La plupart des touristes vont en République dominicaine, comme ailleurs dans les Caraïbes, à la recherche du soleil, de la plage et d'un brin d'exotisme. Mais il y a deux sortes de tourisme. En venant de Santo Domingo, on passe près de la Casa del Campo, dans la commune de la Romana. Là, on paye jusqu'à 600 dollars par jour pour jouer au golf, au polo et disposer d'une plage interdite aux autochtones. De riches Nord-américains peuvent faire atterrir leurs avions sur un aérodrome privé. Mais, plus loin, en longeant la côte sud-est, on quitte le tourisme de luxe pour arriver dans la zone du tourisme de masse. Des vols charters amènent des touristes britanniques par centaines dans de grands ensembles, tels que le Bavaro Beach, qui possède un millier de chambres. Des séjours très bon marché peuvent être proposés aux touristes américains et européens parce que les salaires dominicains sont très bas. Dans le tourisme, les syndicats ne sont pas les bienvenus, et bien peu d'employés gagnent le salaire minimum mensuel. Par ailleurs, l'État dominicain a fait des offres mirifiques aux investisseurs étrangers. Ainsi, ils ont été exemptés pendant dix ans du paiement de l'impôt sur les bénéfices et de nombreuses taxes. Des compagnies américaines ont pu acquérir des hôtels de grand luxe pour une bouchée de pain.

Selon une agence privée, le développement du tourisme aurait permis de créer plus de 20 000 emplois dans ce secteur, et 70 000 dans la construction de meubles, les transports et l'alimentation. Mais tout le monde n'est pas aussi enthousiaste sur la contribution du tourisme au développement du pays.

Tourisme sexuel

Le développement de la prostitution et l'extension dramatique de l'épidémie de SIDA ont accompagné la croissance de l'industrie touristique. Des dépliants touristiques ont présenté ce pays comme un « paradis sexuel ». Certaines plages se sont spécialisées dans la prostitution. La République dominicaine est devenue une des destinations favorites du tourisme sexuel. Ce phénomène a été mis en évidence lors du « Premier congrès sur la situation des travailleuses sexuelles dominicaines », qui s'est tenu au mois de mai 1995 à Santo Domingo. La prostitution touche aussi bien les femmes, que les hommes (les ``sanky panky'', aux cheveux décolorés par le soleil), et les enfants. Des travailleurs sociaux ont rapporté que la prostitution infantile était devenue de plus en plus courante, et que ``certains touristes recherchent des fillettes vierges pour éviter le SIDA''. »

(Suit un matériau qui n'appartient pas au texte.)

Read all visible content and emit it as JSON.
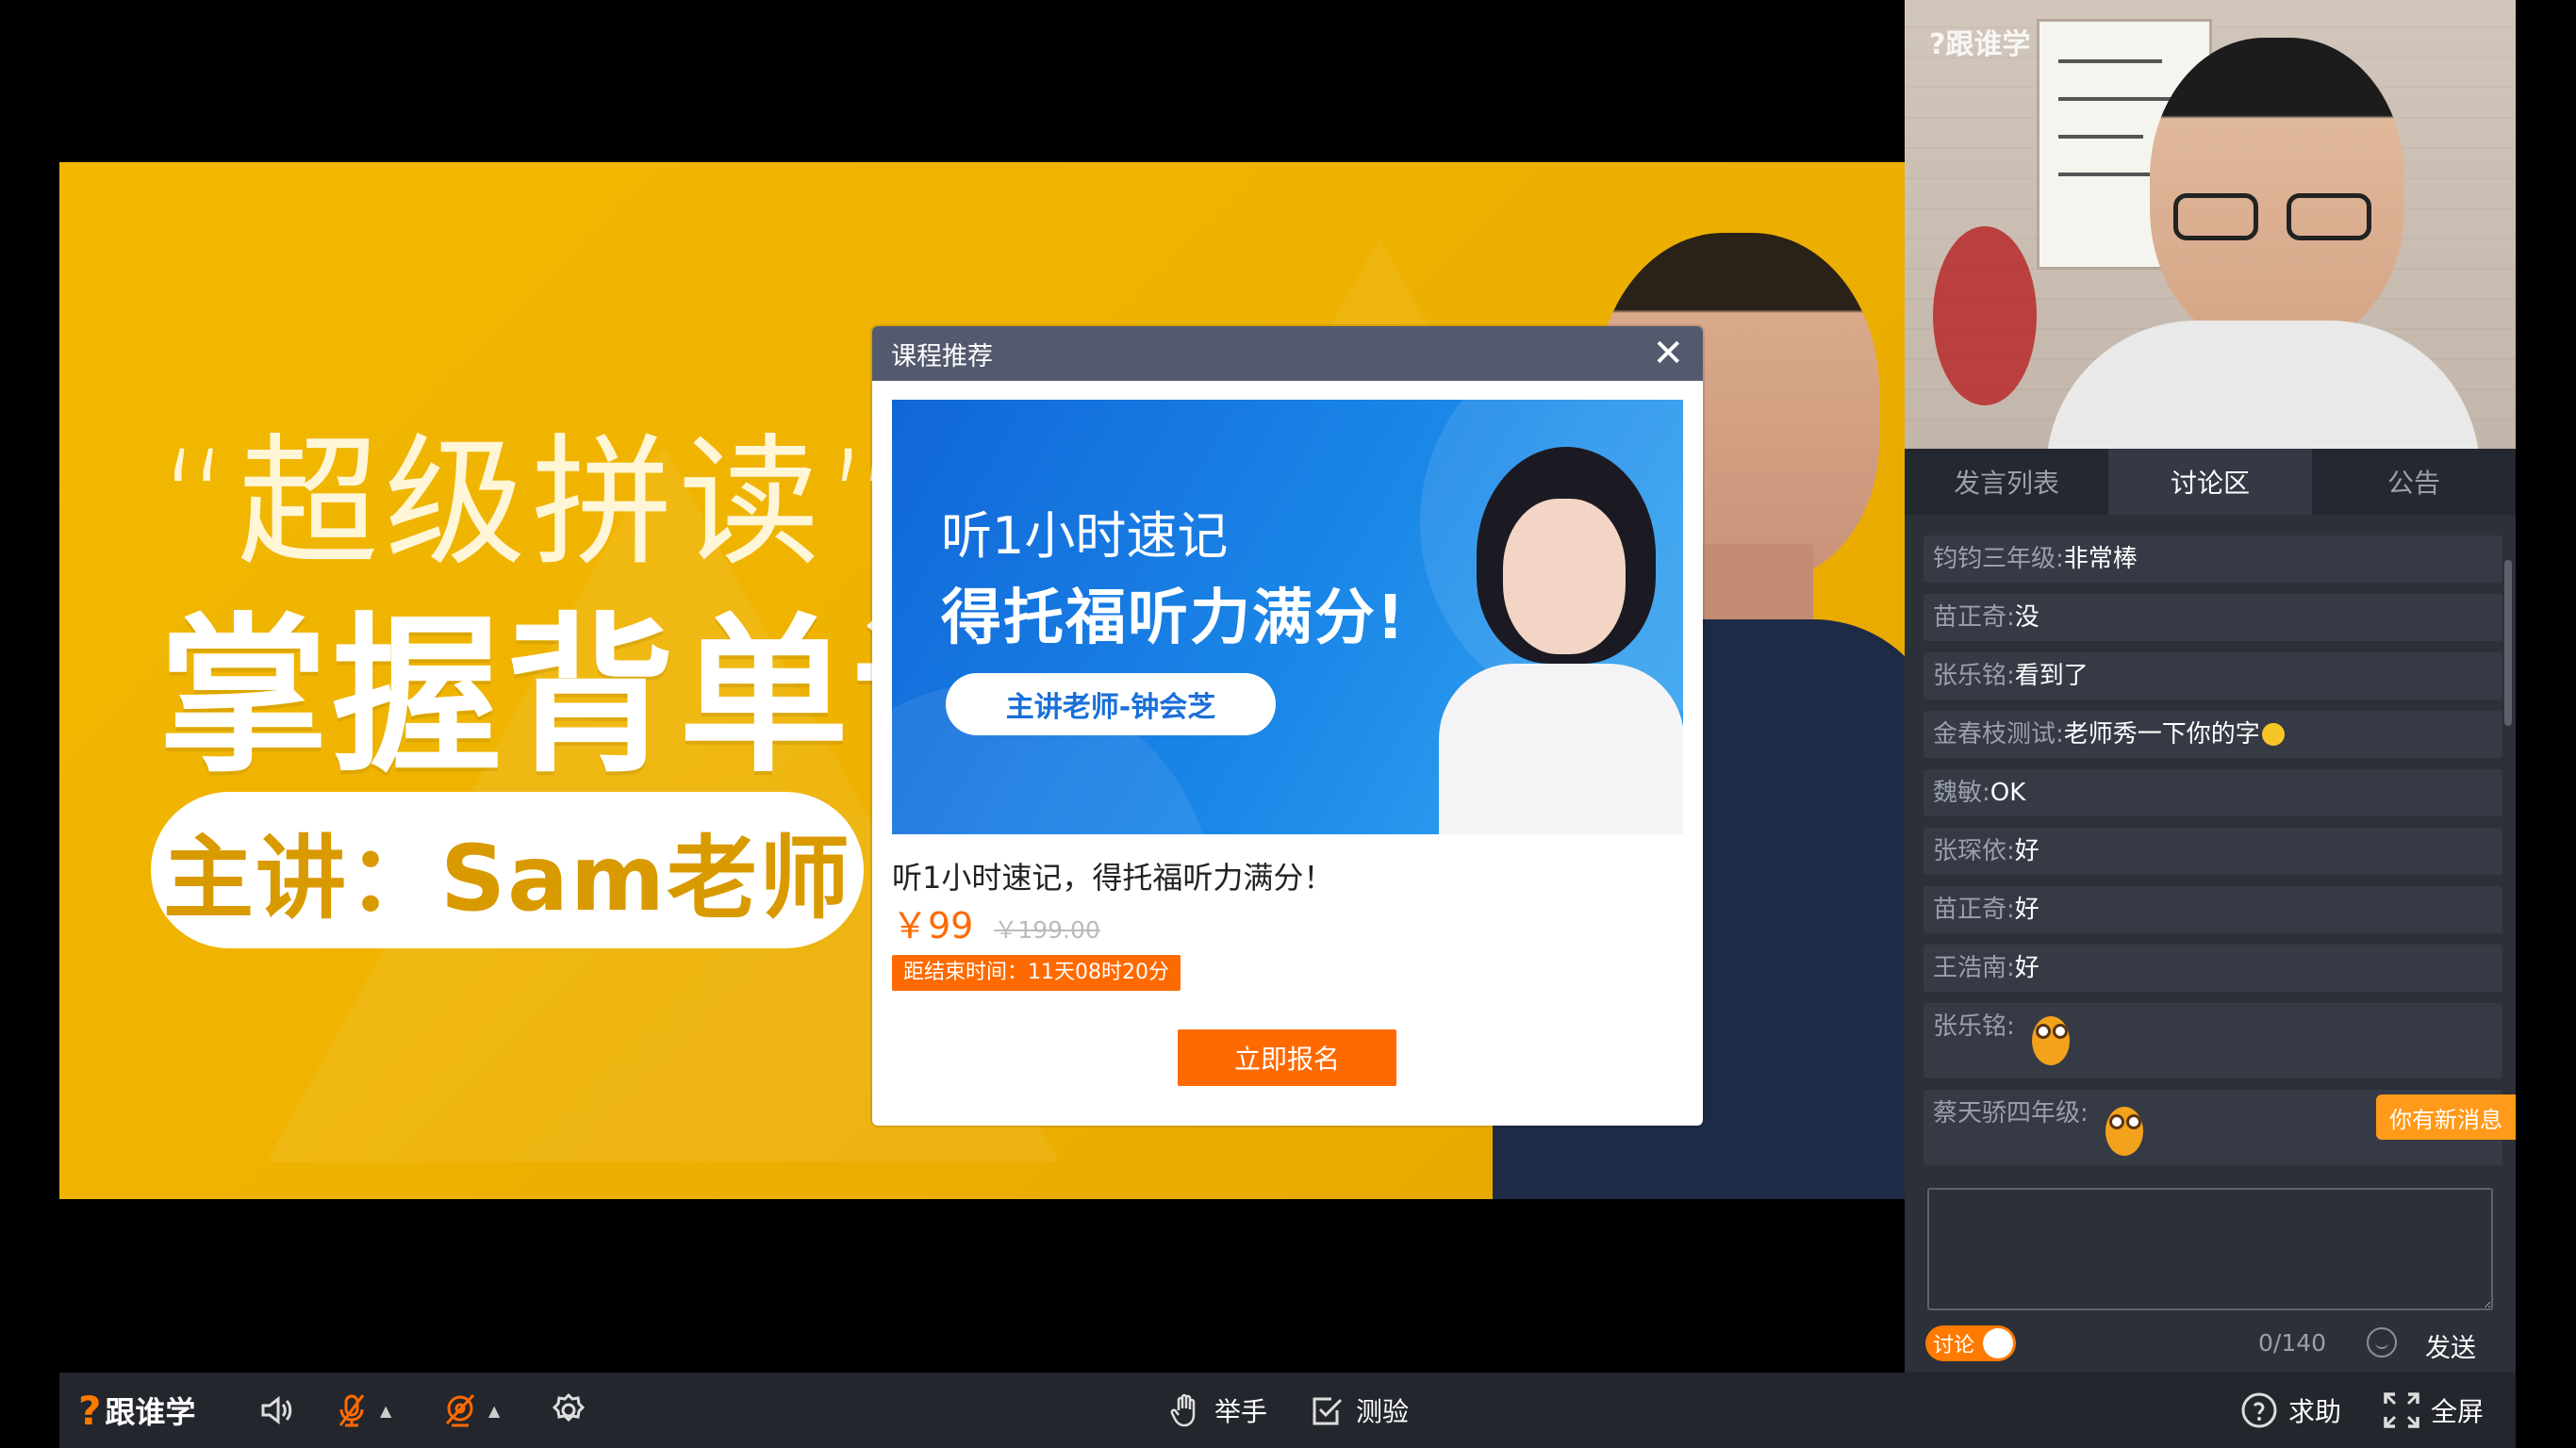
{
  "slide": {
    "quote_line": "“超级拼读”",
    "headline": "掌握背单词",
    "pill_text": "主讲：Sam老师"
  },
  "popup": {
    "title": "课程推荐",
    "close_icon": "close-icon",
    "banner": {
      "line1": "听1小时速记",
      "line2": "得托福听力满分!",
      "pill": "主讲老师-钟会芝"
    },
    "course_name": "听1小时速记，得托福听力满分！",
    "price_now": "￥99",
    "price_old": "￥199.00",
    "countdown": "距结束时间：11天08时20分",
    "signup_label": "立即报名"
  },
  "camera": {
    "logo": "?跟谁学"
  },
  "tabs": [
    {
      "label": "发言列表",
      "active": false
    },
    {
      "label": "讨论区",
      "active": true
    },
    {
      "label": "公告",
      "active": false
    }
  ],
  "messages": [
    {
      "user": "钧钧三年级:",
      "text": "非常棒"
    },
    {
      "user": "苗正奇:",
      "text": "没"
    },
    {
      "user": "张乐铭:",
      "text": "看到了"
    },
    {
      "user": "金春枝测试:",
      "text": "老师秀一下你的字"
    },
    {
      "user": "魏敏:",
      "text": "OK"
    },
    {
      "user": "张琛依:",
      "text": "好"
    },
    {
      "user": "苗正奇:",
      "text": "好"
    },
    {
      "user": "王浩南:",
      "text": "好"
    },
    {
      "user": "张乐铭:",
      "sticker": "owl-sticker"
    },
    {
      "user": "蔡天骄四年级:",
      "sticker": "owl-sticker"
    }
  ],
  "new_message_badge": "你有新消息",
  "composer": {
    "input_value": "",
    "toggle_label": "讨论",
    "counter": "0/140",
    "send_label": "发送"
  },
  "bottombar": {
    "logo_text": "跟谁学",
    "raise_hand": "举手",
    "quiz": "测验",
    "help": "求助",
    "fullscreen": "全屏"
  },
  "colors": {
    "accent": "#ff6a00",
    "slide_bg": "#f0b400",
    "panel_bg": "#2c3038",
    "header_bg": "#535a6e"
  }
}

Les dépenses de l'État en matière d'infrastructure se sont concentrées sur les zones touristiques au détriment des services fournis aux populations pauvres. Les stations balnéaires destinées aux touristes forment des enclaves au sein de zones déprimées. Elles possèdent souvent leur propre système d'alimentation en électricité et en eau. Une grande partie des bénéfices générés par l'industrie du tourisme est rapatriée par les opérateurs étrangers.

L'argent investi par de riches Dominicains dans la construction d'hôtels provient, pour une bonne part, du recyclage de l'argent de la drogue. Certains complexes hôteliers ne sont séparés que par une clôture des champs de canne où triment comme des esclaves des braceros haïtiens. Une association québécoise de défense des travailleurs haïtiens en République dominicaine a d'ailleurs mené une campagne en faveur du boycott des plages dominicaines.

En outre, le développement de ce type d'industrie touristique a de graves conséquences sur l'environnement. C'est ainsi que des mangroves et des forêts ont été détruites afin de laisser la place à des ensembles hôteliers.

Selon la Fédération dominicaine des associations écologistes, rien que pour construire un seul terrain de golf à Punta Cana, environ un million d'arbres doivent être abattus. Des lagunes ont été empoisonnées afin d'anéantir les moustiques. Les plages se polluent rapidement. Et, du fait des destructions écologiques, il se pourrait que, dans quelques années, les touristes soient moins nombreux à venir qu'aujourd'hui. D'autant plus que la République dominicaine se voit maintenant fortement concurrencée par Cuba.